# Michigan Herf III



## shaffej3 (Apr 24, 2005)

Alright folks, I have set the date for the 3rd Michigan Herf at the Creole Cigar Factory in Lansing, MI. The date you have all been waiting for is May 28, 2005 at 3pm. This will be a great time. Everyone loved it the last time so I will do this again. Please post here if you are interested in attending this great event. Email me at jayjaysmit at yahoo for directions. I recently had one of these in March and we had a great turnout (15 people) with people staying as late as 11pm. This went over so well that I am going to do this again. I can't wait to see all of you. I am not sure what special cigars I will have but, we will think of something.

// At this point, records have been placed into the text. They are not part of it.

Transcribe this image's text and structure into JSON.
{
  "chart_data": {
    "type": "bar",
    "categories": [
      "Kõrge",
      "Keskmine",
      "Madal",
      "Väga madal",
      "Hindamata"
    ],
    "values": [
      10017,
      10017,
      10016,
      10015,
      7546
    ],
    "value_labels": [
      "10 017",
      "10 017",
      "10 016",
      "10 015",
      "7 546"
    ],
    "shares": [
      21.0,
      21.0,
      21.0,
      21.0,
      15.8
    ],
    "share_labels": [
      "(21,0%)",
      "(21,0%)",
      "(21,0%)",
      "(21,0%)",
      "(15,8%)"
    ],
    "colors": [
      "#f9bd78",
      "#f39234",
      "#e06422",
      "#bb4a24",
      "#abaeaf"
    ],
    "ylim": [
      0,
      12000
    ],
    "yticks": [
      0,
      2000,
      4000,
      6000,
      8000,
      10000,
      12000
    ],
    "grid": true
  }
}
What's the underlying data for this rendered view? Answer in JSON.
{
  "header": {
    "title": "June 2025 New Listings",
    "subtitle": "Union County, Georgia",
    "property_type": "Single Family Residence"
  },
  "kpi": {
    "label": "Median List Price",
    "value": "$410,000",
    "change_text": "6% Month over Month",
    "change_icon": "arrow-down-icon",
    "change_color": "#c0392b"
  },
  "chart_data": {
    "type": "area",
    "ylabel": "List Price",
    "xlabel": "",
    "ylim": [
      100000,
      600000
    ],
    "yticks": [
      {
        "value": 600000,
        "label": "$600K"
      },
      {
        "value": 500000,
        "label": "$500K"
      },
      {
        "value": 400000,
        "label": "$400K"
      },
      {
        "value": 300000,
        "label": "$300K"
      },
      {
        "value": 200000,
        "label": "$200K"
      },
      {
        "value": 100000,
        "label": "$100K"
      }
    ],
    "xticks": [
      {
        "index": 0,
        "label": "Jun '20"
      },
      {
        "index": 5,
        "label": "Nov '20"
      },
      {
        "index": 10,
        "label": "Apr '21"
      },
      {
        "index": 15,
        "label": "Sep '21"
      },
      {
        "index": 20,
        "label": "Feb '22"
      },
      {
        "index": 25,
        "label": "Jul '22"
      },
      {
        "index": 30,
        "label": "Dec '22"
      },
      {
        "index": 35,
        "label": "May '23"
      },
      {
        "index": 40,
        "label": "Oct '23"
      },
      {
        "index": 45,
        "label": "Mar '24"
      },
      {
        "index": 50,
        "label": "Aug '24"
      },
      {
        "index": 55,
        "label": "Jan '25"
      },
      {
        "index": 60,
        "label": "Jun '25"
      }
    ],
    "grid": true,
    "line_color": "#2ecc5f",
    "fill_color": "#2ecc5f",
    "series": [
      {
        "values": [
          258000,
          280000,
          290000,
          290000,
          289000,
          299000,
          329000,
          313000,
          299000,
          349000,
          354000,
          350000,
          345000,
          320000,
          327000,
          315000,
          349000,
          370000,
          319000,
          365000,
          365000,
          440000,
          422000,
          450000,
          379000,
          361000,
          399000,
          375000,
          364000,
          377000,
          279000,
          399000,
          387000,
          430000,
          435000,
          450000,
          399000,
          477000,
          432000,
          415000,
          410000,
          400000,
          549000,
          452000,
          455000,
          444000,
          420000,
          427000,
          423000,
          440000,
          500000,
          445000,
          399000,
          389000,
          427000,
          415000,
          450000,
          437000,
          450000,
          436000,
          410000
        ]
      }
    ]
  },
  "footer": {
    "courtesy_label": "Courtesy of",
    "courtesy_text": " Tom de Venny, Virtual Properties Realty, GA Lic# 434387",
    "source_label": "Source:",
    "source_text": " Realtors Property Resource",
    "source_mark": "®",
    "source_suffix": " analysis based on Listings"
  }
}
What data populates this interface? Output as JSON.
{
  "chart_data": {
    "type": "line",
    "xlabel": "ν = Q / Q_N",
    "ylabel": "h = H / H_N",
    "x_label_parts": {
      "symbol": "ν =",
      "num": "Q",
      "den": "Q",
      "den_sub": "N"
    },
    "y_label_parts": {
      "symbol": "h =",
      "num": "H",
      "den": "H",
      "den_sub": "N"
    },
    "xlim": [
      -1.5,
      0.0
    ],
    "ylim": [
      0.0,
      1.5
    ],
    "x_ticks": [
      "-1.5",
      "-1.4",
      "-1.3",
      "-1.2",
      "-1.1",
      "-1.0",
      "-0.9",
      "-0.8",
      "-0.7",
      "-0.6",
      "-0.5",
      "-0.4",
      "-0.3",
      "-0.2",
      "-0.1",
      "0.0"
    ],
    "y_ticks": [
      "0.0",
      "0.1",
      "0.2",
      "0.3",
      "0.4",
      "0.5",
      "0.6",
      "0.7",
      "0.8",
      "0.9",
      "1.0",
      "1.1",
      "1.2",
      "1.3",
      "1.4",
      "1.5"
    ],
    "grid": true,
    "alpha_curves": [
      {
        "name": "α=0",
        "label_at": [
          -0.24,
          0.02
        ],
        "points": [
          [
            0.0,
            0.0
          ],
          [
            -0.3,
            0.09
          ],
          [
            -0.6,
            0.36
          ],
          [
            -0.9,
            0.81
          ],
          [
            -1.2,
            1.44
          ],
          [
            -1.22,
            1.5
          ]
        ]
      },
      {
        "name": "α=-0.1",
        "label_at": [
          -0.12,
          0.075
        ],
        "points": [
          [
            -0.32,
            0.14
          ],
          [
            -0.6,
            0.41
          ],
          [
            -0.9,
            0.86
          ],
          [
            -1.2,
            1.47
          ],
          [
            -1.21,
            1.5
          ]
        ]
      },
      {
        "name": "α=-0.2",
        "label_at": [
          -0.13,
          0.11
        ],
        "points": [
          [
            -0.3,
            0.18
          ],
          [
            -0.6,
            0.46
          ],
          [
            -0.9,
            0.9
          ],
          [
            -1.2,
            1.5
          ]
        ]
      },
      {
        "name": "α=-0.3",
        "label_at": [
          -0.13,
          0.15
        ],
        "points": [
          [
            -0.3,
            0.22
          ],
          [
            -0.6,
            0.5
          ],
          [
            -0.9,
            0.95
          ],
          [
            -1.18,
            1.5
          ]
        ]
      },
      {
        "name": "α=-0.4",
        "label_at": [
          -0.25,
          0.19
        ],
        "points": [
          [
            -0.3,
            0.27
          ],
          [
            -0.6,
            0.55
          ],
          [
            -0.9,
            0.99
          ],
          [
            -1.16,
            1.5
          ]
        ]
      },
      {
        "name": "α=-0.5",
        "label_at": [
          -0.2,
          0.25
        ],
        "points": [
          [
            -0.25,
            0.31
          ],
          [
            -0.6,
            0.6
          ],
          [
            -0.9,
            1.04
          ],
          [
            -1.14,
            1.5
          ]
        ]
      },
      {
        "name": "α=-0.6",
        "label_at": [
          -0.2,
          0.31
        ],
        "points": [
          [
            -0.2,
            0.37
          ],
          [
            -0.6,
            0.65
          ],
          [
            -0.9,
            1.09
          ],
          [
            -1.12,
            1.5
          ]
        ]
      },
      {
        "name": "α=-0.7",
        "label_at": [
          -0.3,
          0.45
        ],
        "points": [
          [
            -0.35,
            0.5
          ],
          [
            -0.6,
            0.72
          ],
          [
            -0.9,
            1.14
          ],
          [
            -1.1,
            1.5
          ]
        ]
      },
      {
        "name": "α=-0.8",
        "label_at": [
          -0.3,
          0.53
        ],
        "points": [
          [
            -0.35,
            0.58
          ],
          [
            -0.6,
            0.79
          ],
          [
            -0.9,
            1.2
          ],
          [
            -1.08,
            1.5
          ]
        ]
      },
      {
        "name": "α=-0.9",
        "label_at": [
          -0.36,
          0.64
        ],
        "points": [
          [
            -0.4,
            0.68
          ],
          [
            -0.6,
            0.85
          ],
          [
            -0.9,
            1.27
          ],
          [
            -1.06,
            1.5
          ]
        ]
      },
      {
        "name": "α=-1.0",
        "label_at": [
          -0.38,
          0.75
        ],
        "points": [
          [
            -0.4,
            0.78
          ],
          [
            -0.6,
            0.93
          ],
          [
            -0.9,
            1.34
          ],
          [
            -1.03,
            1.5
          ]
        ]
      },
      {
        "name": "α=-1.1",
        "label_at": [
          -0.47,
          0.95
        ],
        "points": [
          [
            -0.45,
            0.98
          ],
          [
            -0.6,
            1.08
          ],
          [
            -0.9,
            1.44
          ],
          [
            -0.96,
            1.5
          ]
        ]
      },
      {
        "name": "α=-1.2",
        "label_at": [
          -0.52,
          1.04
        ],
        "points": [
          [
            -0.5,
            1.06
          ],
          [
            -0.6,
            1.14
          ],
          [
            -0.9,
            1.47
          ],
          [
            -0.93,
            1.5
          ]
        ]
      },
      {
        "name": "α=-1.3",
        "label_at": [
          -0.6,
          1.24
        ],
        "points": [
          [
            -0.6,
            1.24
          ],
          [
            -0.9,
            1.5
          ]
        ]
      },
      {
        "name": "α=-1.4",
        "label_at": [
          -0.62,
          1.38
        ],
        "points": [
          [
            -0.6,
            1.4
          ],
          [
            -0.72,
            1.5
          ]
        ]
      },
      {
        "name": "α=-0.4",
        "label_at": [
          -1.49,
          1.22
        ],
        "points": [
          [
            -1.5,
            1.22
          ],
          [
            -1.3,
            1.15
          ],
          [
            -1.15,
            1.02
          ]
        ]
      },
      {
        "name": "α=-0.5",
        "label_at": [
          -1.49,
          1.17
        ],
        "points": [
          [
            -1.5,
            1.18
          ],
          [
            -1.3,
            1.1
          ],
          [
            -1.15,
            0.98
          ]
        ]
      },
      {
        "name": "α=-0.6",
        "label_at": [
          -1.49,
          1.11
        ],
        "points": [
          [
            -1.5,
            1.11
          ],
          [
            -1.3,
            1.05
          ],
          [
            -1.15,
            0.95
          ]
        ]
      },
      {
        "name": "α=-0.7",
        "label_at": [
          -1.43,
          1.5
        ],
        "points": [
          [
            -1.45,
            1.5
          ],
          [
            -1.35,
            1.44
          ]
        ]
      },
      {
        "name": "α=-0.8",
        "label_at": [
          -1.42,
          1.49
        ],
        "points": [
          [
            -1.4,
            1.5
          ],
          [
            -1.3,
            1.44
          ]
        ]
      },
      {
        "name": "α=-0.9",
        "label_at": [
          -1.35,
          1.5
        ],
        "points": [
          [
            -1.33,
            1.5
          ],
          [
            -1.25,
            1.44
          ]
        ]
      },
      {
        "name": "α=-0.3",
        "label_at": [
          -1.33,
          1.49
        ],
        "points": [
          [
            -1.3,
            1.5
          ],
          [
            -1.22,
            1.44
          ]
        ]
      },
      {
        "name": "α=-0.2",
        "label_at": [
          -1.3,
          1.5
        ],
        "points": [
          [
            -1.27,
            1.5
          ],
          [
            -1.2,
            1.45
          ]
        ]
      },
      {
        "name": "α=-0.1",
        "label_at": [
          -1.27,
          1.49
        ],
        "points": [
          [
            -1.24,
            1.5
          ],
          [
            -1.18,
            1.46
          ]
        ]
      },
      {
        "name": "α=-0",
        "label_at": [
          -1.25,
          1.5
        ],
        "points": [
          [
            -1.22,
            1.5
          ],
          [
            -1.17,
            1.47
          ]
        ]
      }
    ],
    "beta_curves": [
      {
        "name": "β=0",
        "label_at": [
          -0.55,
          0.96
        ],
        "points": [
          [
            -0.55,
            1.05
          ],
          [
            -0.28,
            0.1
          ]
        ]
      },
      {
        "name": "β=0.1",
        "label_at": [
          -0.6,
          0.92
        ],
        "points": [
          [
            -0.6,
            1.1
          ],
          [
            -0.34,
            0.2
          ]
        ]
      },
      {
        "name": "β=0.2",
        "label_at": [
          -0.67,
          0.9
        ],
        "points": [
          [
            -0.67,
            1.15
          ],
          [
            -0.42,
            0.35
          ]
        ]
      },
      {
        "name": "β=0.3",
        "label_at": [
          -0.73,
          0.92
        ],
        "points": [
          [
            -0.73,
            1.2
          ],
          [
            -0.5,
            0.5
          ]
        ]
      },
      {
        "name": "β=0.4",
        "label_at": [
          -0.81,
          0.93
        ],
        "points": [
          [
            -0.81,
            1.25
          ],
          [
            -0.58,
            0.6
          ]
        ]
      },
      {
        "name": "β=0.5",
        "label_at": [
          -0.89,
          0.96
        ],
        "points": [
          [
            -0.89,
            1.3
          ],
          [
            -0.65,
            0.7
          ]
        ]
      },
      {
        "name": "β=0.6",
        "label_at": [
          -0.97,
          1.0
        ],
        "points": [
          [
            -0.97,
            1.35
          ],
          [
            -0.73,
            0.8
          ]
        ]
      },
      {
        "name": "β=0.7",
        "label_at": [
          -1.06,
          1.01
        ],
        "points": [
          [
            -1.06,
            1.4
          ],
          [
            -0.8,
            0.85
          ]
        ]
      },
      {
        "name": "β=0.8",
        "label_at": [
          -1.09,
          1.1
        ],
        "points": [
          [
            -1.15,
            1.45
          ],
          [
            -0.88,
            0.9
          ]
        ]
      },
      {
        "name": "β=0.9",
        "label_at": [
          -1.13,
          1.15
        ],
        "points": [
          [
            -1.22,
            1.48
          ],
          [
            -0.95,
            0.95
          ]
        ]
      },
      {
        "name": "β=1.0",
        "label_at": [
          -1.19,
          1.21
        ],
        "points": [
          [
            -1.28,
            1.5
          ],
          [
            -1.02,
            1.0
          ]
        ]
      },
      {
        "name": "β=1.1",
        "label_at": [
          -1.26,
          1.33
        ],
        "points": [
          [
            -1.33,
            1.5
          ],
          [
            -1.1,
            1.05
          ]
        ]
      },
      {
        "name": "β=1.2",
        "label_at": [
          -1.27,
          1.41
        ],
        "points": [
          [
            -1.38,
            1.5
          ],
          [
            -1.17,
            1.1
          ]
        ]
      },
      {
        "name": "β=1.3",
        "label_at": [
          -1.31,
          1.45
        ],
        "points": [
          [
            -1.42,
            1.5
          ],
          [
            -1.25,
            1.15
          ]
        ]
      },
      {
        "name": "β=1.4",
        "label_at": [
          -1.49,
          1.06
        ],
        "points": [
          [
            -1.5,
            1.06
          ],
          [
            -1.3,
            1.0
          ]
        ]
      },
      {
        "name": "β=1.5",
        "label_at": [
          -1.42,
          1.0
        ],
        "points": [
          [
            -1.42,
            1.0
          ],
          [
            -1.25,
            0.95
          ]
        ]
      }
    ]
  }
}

This weekend we are going to be doing a tasting of some new cigars so, I will have some of those I will give to a few people for input. Please do not smoke anything before you come if you would like to be selected for this tasting. 
Thanks, Jason


----------



## shaffej3 (Apr 24, 2005)

Just an update
There is no cost for this herf, just bring yourself and some cigars if you'd like to trade. I will have snacks and pop but, if you prefer alcohol you must bring your own. The last couple of times we have had people come from Lake Orion, Ann Arbor, Coldwater, Livonia, Grand Rapids, Muskegon and several other places. I can email you directions and the address if you you would like me to. There is usually deep discounts on cigars if you are interested. 

I will have a master roller (Nicholas) available for your viewing pleasure. This is really nice to watch someone of this calibur roll. Nicholas has been rolling for over 25 yrs and at one time worked for Fuente. He is great! 

The more that I do these Herf's the better they are getting. If you can make this you will not be dissappointed. Marshall Kirk, the owner of Creole Cigar Factory, is an outstanding host.

If there are any questions just let me know
Thanks, Jason


----------



## shaffej3 (Apr 24, 2005)

Only a few more days until the Herf. This is going to be a great herf. We will have another 10-15 people. I can't wait


----------